There is definitely the possibility that Wall Street consensus is too conservative for fiscal 2016 estimates, with few expecting large contributions from Watch, Pay and their impending Music launch, but I suspect that is for good reason, they are not likely to move the needle individually next year, or for that matter combined. Apple is the iPhone company getting more than 70% of their annual sales from iOS devices.  Could growth in regions like China outperform and offer unforeseen upside? Sure, but I suspect that is one potential outcome that consensus estimates incorporate.

In my mind one of the main risks to owning AAPL here is the potential for growth in China to moderate, the flattening out of the iPhone upgrade cycle, disappointment on new products not filling in the cracks, which could lead to a massive sentiment shift from a fairly universal bullishness, similar to the turn following the launch of the iPhone 5 in September 2012, their last intro of new larger phones. I would also add that while the iPhone 6 numbers have been HUGE, the pent up demand had little to do with some new-fangled technology, but merely larger device sizes, and broader geographic distribution.  I suspect the launch of the iPhone 6s in the fall should have less of an impact on consumer purchasing decisions.

Taking a quick look back, AAPL saw earnings grow 60% in fiscal 2012, with 45% sales growth.  In fiscal 2013 earnings declined 10% year over year, on 9% sales growth, as gross margins declined 6% from their fiscal 2012 peak, and the stock declined 45% peak to trough (Sept 2012 to June 2013).  Since those lows two years ago, AAPL has rallied 125%, but gross margins have remained below the peak, expected to be 40% this year.

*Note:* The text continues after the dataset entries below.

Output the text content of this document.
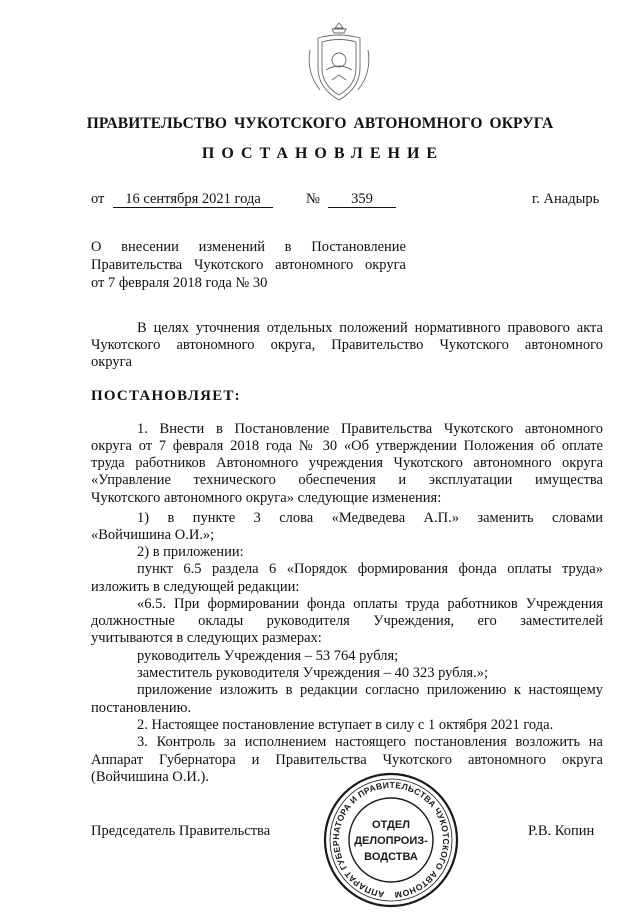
ПРАВИТЕЛЬСТВО ЧУКОТСКОГО АВТОНОМНОГО ОКРУГА
ПОСТАНОВЛЕНИЕ
от	16 сентября 2021 года	№	359	г. Анадырь
О внесении изменений в Постановление
Правительства Чукотского автономного округа
от 7 февраля 2018 года № 30
В целях уточнения отдельных положений нормативного правового акта
Чукотского автономного округа, Правительство Чукотского автономного
округа
ПОСТАНОВЛЯЕТ:
1. Внести в Постановление Правительства Чукотского автономного
округа от 7 февраля 2018 года № 30 «Об утверждении Положения об оплате
труда работников Автономного учреждения Чукотского автономного округа
«Управление технического обеспечения и эксплуатации имущества
Чукотского автономного округа» следующие изменения:
1) в пункте 3 слова «Медведева А.П.» заменить словами
«Войчишина О.И.»;
2) в приложении:
пункт 6.5 раздела 6 «Порядок формирования фонда оплаты труда»
изложить в следующей редакции:
«6.5. При формировании фонда оплаты труда работников Учреждения
должностные оклады руководителя Учреждения, его заместителей
учитываются в следующих размерах:
руководитель Учреждения – 53 764 рубля;
заместитель руководителя Учреждения – 40 323 рубля.»;
приложение изложить в редакции согласно приложению к настоящему
постановлению.
2. Настоящее постановление вступает в силу с 1 октября 2021 года.
3. Контроль за исполнением настоящего постановления возложить на
Аппарат Губернатора и Правительства Чукотского автономного округа
(Войчишина О.И.).
Председатель Правительства	Р.В. Копин
АППАРАТ ГУБЕРНАТОРА И ПРАВИТЕЛЬСТВА ЧУКОТСКОГО АВТОНОМ
ОТДЕЛ
ДЕЛОПРОИЗ-
ВОДСТВА
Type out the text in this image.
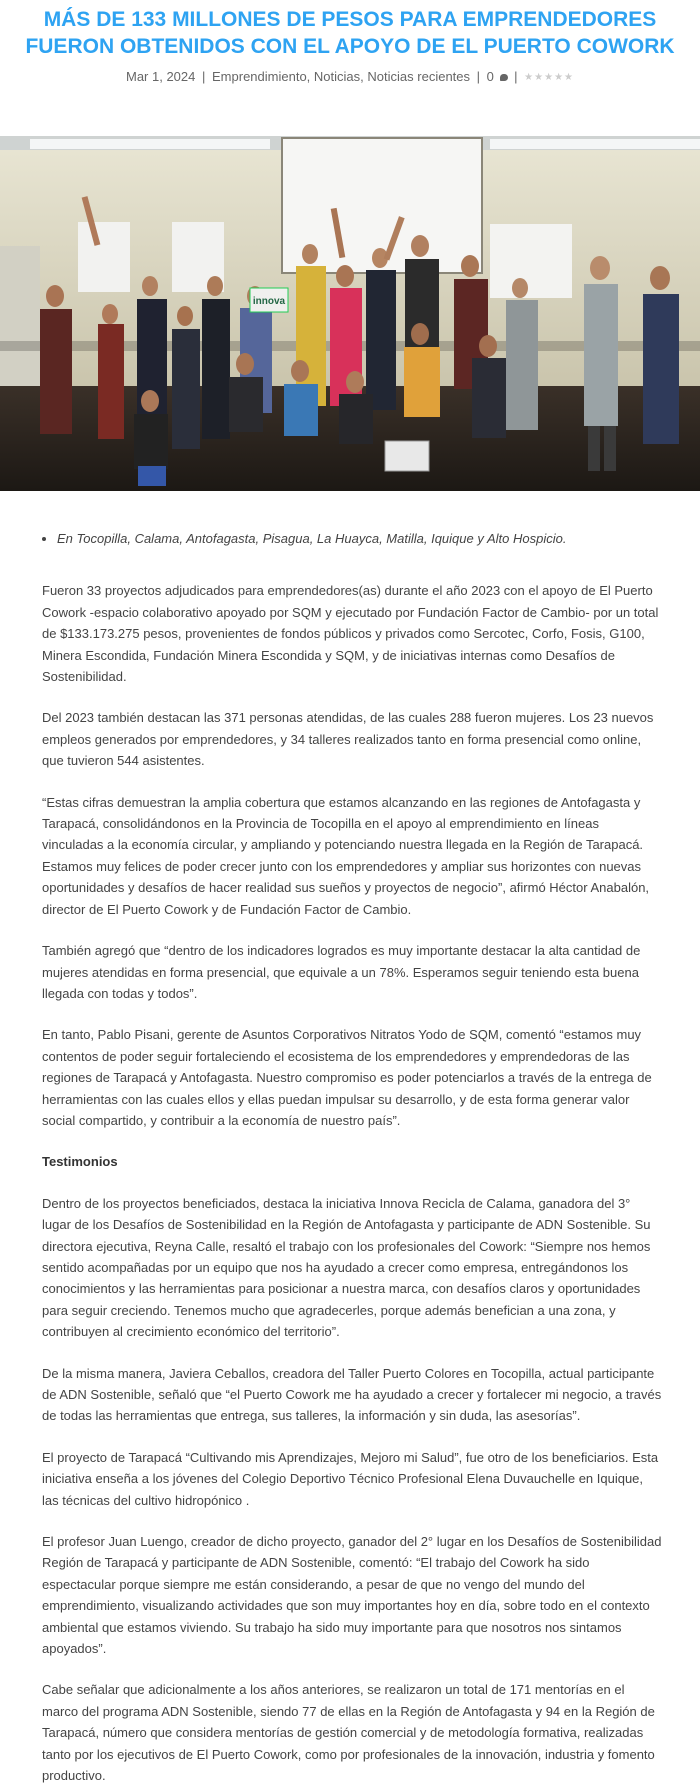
MÁS DE 133 MILLONES DE PESOS PARA EMPRENDEDORES FUERON OBTENIDOS CON EL APOYO DE EL PUERTO COWORK
Mar 1, 2024 | Emprendimiento, Noticias, Noticias recientes | 0 | ★★★★★
innova
• En Tocopilla, Calama, Antofagasta, Pisagua, La Huayca, Matilla, Iquique y Alto Hospicio.

Fueron 33 proyectos adjudicados para emprendedores(as) durante el año 2023 con el apoyo de El Puerto Cowork -espacio colaborativo apoyado por SQM y ejecutado por Fundación Factor de Cambio- por un total de $133.173.275 pesos, provenientes de fondos públicos y privados como Sercotec, Corfo, Fosis, G100, Minera Escondida, Fundación Minera Escondida y SQM, y de iniciativas internas como Desafíos de Sostenibilidad.

Del 2023 también destacan las 371 personas atendidas, de las cuales 288 fueron mujeres. Los 23 nuevos empleos generados por emprendedores, y 34 talleres realizados tanto en forma presencial como online, que tuvieron 544 asistentes.

“Estas cifras demuestran la amplia cobertura que estamos alcanzando en las regiones de Antofagasta y Tarapacá, consolidándonos en la Provincia de Tocopilla en el apoyo al emprendimiento en líneas vinculadas a la economía circular, y ampliando y potenciando nuestra llegada en la Región de Tarapacá. Estamos muy felices de poder crecer junto con los emprendedores y ampliar sus horizontes con nuevas oportunidades y desafíos de hacer realidad sus sueños y proyectos de negocio”, afirmó Héctor Anabalón, director de El Puerto Cowork y de Fundación Factor de Cambio.

También agregó que “dentro de los indicadores logrados es muy importante destacar la alta cantidad de mujeres atendidas en forma presencial, que equivale a un 78%. Esperamos seguir teniendo esta buena llegada con todas y todos”.

En tanto, Pablo Pisani, gerente de Asuntos Corporativos Nitratos Yodo de SQM, comentó “estamos muy contentos de poder seguir fortaleciendo el ecosistema de los emprendedores y emprendedoras de las regiones de Tarapacá y Antofagasta. Nuestro compromiso es poder potenciarlos a través de la entrega de herramientas con las cuales ellos y ellas puedan impulsar su desarrollo, y de esta forma generar valor social compartido, y contribuir a la economía de nuestro país”.

Testimonios

Dentro de los proyectos beneficiados, destaca la iniciativa Innova Recicla de Calama, ganadora del 3° lugar de los Desafíos de Sostenibilidad en la Región de Antofagasta y participante de ADN Sostenible. Su directora ejecutiva, Reyna Calle, resaltó el trabajo con los profesionales del Cowork: “Siempre nos hemos sentido acompañadas por un equipo que nos ha ayudado a crecer como empresa, entregándonos los conocimientos y las herramientas para posicionar a nuestra marca, con desafíos claros y oportunidades para seguir creciendo. Tenemos mucho que agradecerles, porque además benefician a una zona, y contribuyen al crecimiento económico del territorio”.

De la misma manera, Javiera Ceballos, creadora del Taller Puerto Colores en Tocopilla, actual participante de ADN Sostenible, señaló que “el Puerto Cowork me ha ayudado a crecer y fortalecer mi negocio, a través de todas las herramientas que entrega, sus talleres, la información y sin duda, las asesorías”.

El proyecto de Tarapacá “Cultivando mis Aprendizajes, Mejoro mi Salud”, fue otro de los beneficiarios. Esta iniciativa enseña a los jóvenes del Colegio Deportivo Técnico Profesional Elena Duvauchelle en Iquique, las técnicas del cultivo hidropónico .

El profesor Juan Luengo, creador de dicho proyecto, ganador del 2° lugar en los Desafíos de Sostenibilidad Región de Tarapacá y participante de ADN Sostenible, comentó: “El trabajo del Cowork ha sido espectacular porque siempre me están considerando, a pesar de que no vengo del mundo del emprendimiento, visualizando actividades que son muy importantes hoy en día, sobre todo en el contexto ambiental que estamos viviendo. Su trabajo ha sido muy importante para que nosotros nos sintamos apoyados”.

Cabe señalar que adicionalmente a los años anteriores, se realizaron un total de 171 mentorías en el marco del programa ADN Sostenible, siendo 77 de ellas en la Región de Antofagasta y 94 en la Región de Tarapacá, número que considera mentorías de gestión comercial y de metodología formativa, realizadas tanto por los ejecutivos de El Puerto Cowork, como por profesionales de la innovación, industria y fomento productivo.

So what will fiscal 2016 bring for AAPL?

I suspect analysts have it right with significantly moderating growth. So unless you know something that I don’t, which could only be a new blockbuster product out of Cupertino, or a path to higher margins, I am not sure why it makes any sense to expect multiple expansion in one of the most widely loved stocks, and the largest market value the world has ever seen.

Oh, and on purely a technical basis, the stock is having a hard time establishing new highs, holding on for dear life to its 2% Q2 to date gains, with $120 a logical technical support level:

AAPL 1yr chart from Bloomberg
AAPL 1yr chart from Bloomberg

Most of the stock’s 15% ytd gains obviously came in Q1, and I guess what’s important to note is what appears to be waning momentum, the stock’s inability to confirm multiple new highs in the S&P 500 and the Nasdaq Composite, each of which it is the largest single component.  All that said, the stock is fine (for now) in my mind, as long as it holds the uptrend that has been in place since last April:

AAPL 2yr chart from Bloomberg
AAPL 2yr chart from Bloomberg

So from where I sit, valuation should not be the main reason to own AAPL.  Map out how growth can re-accelerate, and profitability remain stable/increase. Yeah, yeah, they buyback their stock hand over fist, and iOS market share is stable, but as interest rates rise their cost to fund buybacks/dividends will also increase as most of their cash is overseas.  I think it is safe to say that the stock is far from a No-Brainer at current levels, based on what we know about current products and their runway. It may not be a short here but it could be dead money for the time being.

DISCLOSURE:  I have no position in AAPL stock or options. I am long 2 dozen Apple products accumulated over the last 5 years (business and personal), and a very happy customer.